I think that, to a fair extent, the science community has underperformed in its citizen-scientist role in this respect. When the Bush administration suppressed the National Assessment of Climate Change Impacts, as one of the early things it did, along with dropping out of the Kyoto Protocol process, the global warming denial machine got away with calling that important report ‘junk science’, although it has been praised and cited repeatedly in National Academy of Sciences reports. Confronted with this political attack, the science community seemed completely disaggregated as far as being able to offer up any coherent, principled statement to the effect that it was not OK to call the National Assessment junk science. The science community needs to become less defenseless in the face of that kind of orchestrated political attack. 

National climate change preparedness

Looking forward, we are far from where we need to be. We can’t deal with this problem with the federal government being AWOL, as it has essentially been so far. And we can’t deal with it effectively without an honest discussion among the highest political leadership about the nature of the global climate disruption problem and its implications for the United States and the world.

The next President and Congress, I think, need to undertake a national climate change preparedness process, to put the federal government and the federal climate and global change research program in play in getting the country on a footing to manage our response to climate change—which we will be doing pretty much indefinitely now – as a problem of scientific intelligence gathering, risk assessment, and risk management.

In the future, if we are at a point where society has put in place the structure and processes needed to deal with climate change as a management problem, we will have a government entity – an independent entity, not just a direct political extension of the White House – staffed with the relevant scientific, technical, and professional expertise, that will, for example:

o Commission focused scientific assessments that are needed for policymaking and decisionmaking at all levels of government;

o Put out a steady stream of credible public communication that diagnoses and talks about the problems and how we’re handling them; and

o Put together the relevant scientific and technical expertise, with full federal support, to work with public officials down to the state and local level and in the private sector – those who have the practical responsibility for implementing emissions reductions and adaptation to climate change.

Whatever comes out of the post-Kyoto Protocol negotiating process, and whatever comes out of Congress on cap and trade legislation, there is going to be a host of practical implementation issues that will require a long-term response. And right now, the federal government is just absolutely not positioned to address that problem effectively.

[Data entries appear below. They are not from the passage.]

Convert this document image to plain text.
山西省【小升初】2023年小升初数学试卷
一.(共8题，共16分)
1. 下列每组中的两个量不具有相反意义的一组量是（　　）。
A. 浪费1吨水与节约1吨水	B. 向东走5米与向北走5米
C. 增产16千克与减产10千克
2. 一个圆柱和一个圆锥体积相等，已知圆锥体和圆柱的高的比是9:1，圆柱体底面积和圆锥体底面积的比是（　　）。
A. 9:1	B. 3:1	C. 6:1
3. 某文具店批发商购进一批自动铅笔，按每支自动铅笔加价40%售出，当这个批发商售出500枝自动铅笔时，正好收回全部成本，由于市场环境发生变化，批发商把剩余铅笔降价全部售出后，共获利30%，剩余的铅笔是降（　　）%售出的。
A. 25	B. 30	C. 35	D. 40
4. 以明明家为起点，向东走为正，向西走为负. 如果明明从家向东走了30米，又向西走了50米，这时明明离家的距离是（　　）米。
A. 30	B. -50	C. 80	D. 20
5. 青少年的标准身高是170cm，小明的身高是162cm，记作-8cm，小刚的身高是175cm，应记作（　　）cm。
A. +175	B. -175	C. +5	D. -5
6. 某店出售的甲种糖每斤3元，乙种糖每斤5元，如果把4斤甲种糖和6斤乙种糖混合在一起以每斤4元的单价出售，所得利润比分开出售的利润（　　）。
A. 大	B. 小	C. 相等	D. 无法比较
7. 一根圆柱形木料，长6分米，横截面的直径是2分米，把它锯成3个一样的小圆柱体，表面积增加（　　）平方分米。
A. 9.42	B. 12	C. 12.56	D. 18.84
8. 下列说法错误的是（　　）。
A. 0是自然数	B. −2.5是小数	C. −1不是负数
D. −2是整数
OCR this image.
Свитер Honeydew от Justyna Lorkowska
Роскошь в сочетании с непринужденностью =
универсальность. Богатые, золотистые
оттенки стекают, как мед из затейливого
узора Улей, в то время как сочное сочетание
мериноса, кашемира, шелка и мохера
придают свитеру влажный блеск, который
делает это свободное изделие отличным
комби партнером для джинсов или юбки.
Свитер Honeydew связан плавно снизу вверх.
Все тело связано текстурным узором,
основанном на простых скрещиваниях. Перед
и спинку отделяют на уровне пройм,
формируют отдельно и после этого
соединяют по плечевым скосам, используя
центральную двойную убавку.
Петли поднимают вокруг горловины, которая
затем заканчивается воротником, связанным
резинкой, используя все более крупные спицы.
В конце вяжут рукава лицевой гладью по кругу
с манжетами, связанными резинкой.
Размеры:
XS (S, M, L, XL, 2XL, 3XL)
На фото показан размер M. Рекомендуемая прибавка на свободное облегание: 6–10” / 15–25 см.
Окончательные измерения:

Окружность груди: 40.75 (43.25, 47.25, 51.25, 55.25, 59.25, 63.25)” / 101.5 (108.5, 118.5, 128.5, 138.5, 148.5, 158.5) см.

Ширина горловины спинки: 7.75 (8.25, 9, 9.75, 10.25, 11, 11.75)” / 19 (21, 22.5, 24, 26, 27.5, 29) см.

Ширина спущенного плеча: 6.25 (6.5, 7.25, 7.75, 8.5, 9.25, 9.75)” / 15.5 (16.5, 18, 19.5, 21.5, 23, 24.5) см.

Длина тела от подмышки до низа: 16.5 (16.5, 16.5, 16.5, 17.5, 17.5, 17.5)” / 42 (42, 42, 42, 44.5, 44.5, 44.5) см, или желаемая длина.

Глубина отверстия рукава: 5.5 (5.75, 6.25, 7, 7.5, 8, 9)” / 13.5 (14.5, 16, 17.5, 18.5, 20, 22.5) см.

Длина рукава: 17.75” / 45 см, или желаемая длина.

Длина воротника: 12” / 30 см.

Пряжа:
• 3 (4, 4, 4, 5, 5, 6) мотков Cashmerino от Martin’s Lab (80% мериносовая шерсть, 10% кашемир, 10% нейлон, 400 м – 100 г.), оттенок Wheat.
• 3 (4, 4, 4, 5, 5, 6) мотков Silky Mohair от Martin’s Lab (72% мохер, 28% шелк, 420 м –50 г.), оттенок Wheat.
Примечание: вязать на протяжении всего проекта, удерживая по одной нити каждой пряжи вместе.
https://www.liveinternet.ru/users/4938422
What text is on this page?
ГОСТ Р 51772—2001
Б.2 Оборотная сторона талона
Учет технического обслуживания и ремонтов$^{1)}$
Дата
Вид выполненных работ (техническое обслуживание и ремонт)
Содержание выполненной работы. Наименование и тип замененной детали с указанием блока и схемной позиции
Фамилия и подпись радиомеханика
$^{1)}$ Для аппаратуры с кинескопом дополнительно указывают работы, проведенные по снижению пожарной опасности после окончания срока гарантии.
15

We have a loosely aggregated climate research program among multiple agencies, run by career science technocrats who do a pretty good job of managing support for the scientific research and observing systems. But their careers are not built on focused policy-relevant assessment, public communications, and engagement with stakeholder problem-solving. I just don’t see that happening anywhere in the federal government. It will have to be created.

And at every step of the way it must be transparent enough to ensure the integrity and credibility of the process. We will have some recommendations to the next President and Congress about how that might be done.

Even after we get the heavy hand of Vice President Cheney’s censorship machine lifted and have the global warming denial machine on the run, we still face the problem of global climatic disruption. This is a very serious problem, and unless the best scientists on the planet are completely wrong it’s not going to go away. It’s going to have major consequences for society that we will have to deal with.